Matt Austern austern@apple.com
Fri Sep 17 18:47:00 GMT 2004


On Sep 17, 2004, at 10:43 AM, Paolo Carlini wrote:

> Matt Austern wrote:
>
>> If the proposed resolution of DR389 is accepted (which it probably 
>> will be; that's what status "ready" means), then this example will be 
>> illegal.  So the status right now, in my opinion, is that this code 
>> is legal in the current version of C++ (the 1998 standard plus the 
>> 2003 technical corrigendum) but that it will probably be illegal in 
>> the next version of C++ ("C++0x").
>
> Thanks for the clarification: indeed, this matches my reading of the 
> audit trail + references therein.
>
>> To some extent this is a bureaucratic issue, not a technical one.  At 
>> the moment we've got two version of the standard, "C++98" and 
>> "C++03".  Defect reports aren't part of either standard.  We can use 
>> defect reports to try to figure out the intent of the committee if we 
>> believe that the current standard is ambiguous or if it just leaves 
>> something out, but that's not the case here.  My interpretation is 
>> that CWG issue 389 is proposing a change.
>
> Interesting... You know, in the library often we consider the "Ready" 
> resolutions as part of the standard that we are actually implementing: 
> probably, we (I, in the first place, to be clear!) don't tell very 
> accurately resolutions about ambiguities from resolutions about 
> changes... Hummm...

I hadn't noticed that!  Every place I'd noticed reference to DRs, I'd 
been impressed by how scrupulous people were about distinguishing 
between what the standard says and what the issue lists had.

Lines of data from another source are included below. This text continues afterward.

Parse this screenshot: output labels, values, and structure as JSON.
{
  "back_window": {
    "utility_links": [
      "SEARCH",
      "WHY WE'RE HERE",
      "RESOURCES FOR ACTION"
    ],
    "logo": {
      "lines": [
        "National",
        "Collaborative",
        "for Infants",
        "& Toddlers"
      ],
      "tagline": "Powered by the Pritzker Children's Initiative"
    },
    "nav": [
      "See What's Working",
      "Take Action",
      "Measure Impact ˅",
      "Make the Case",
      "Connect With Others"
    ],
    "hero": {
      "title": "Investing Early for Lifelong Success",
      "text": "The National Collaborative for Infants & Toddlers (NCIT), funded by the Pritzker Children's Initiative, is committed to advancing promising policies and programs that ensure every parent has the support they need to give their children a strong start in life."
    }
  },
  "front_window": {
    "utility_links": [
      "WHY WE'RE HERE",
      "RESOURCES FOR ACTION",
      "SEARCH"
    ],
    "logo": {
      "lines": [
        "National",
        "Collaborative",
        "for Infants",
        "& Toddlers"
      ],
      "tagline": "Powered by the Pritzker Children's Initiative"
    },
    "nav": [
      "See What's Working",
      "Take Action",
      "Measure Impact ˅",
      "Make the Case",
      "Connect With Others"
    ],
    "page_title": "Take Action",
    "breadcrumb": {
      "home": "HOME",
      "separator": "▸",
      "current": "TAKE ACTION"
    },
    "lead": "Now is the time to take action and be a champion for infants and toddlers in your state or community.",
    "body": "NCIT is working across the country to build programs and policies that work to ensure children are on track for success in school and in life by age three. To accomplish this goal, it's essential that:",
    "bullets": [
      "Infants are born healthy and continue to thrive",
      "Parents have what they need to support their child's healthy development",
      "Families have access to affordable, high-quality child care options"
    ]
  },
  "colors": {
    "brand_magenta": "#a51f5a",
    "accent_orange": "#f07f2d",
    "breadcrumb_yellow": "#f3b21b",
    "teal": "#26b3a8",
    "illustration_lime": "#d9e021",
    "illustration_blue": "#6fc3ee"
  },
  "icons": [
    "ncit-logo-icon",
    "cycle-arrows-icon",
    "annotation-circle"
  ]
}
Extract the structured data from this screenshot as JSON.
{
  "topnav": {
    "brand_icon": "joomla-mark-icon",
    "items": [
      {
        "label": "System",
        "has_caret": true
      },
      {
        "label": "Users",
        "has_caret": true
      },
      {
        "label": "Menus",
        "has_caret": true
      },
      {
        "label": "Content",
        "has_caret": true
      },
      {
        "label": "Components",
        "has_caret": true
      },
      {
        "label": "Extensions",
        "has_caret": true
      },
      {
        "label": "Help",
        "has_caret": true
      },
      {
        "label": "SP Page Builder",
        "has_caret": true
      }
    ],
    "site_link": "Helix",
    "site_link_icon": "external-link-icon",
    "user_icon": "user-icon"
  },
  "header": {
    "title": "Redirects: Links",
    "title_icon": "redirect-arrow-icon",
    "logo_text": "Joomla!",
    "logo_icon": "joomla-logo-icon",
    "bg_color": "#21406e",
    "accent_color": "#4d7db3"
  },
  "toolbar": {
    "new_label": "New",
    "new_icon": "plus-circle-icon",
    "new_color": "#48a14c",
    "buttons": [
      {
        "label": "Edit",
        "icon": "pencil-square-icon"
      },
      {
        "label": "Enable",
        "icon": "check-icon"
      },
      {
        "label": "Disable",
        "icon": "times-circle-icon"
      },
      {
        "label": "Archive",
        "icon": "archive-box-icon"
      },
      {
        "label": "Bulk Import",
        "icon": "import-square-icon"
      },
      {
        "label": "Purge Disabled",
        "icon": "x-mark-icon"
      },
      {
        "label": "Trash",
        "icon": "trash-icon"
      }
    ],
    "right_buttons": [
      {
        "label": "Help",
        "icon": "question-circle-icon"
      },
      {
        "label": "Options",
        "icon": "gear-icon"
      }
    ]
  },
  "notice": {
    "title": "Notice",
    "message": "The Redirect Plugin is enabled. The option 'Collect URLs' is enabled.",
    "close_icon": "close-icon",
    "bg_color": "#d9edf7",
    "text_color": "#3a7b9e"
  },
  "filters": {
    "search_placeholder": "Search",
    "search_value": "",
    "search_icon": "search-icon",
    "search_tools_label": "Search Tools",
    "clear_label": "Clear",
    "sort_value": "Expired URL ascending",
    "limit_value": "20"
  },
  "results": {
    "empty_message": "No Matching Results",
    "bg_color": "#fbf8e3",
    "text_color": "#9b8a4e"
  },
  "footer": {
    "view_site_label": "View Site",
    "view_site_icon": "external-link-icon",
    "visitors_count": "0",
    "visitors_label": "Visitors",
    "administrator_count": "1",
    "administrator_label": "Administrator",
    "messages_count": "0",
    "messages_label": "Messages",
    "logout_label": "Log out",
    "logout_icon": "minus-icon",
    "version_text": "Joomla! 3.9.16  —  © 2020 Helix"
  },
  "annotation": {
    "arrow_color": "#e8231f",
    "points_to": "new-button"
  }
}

My advice on what our policy should be (and again, this is what I 
though our policy was):
  - We should conform as closely as possible to C++-03.  We shouldn't 
attempt to have C++98 and C++03 as separate modes.
  - If an issue has status "WP" (not "Ready", which is a a lesser 
status), then in some cases we should consider incorporating it.  In 
some cases it should be unconditional (if it's strictly upward 
compatible with C++03 and if it's important), otherwise it should be 
conditionalized by a flag or macro.
  - If we genuinely can't do what the standard says (if the standard is 
contradictory or unimplementable, or if it's ambiguous and we don't 
know what the correct interpretation is) then we can use informal means 
to figure out what to do instead.  But we should always put in comments 
to make it clear that that's what we're doing.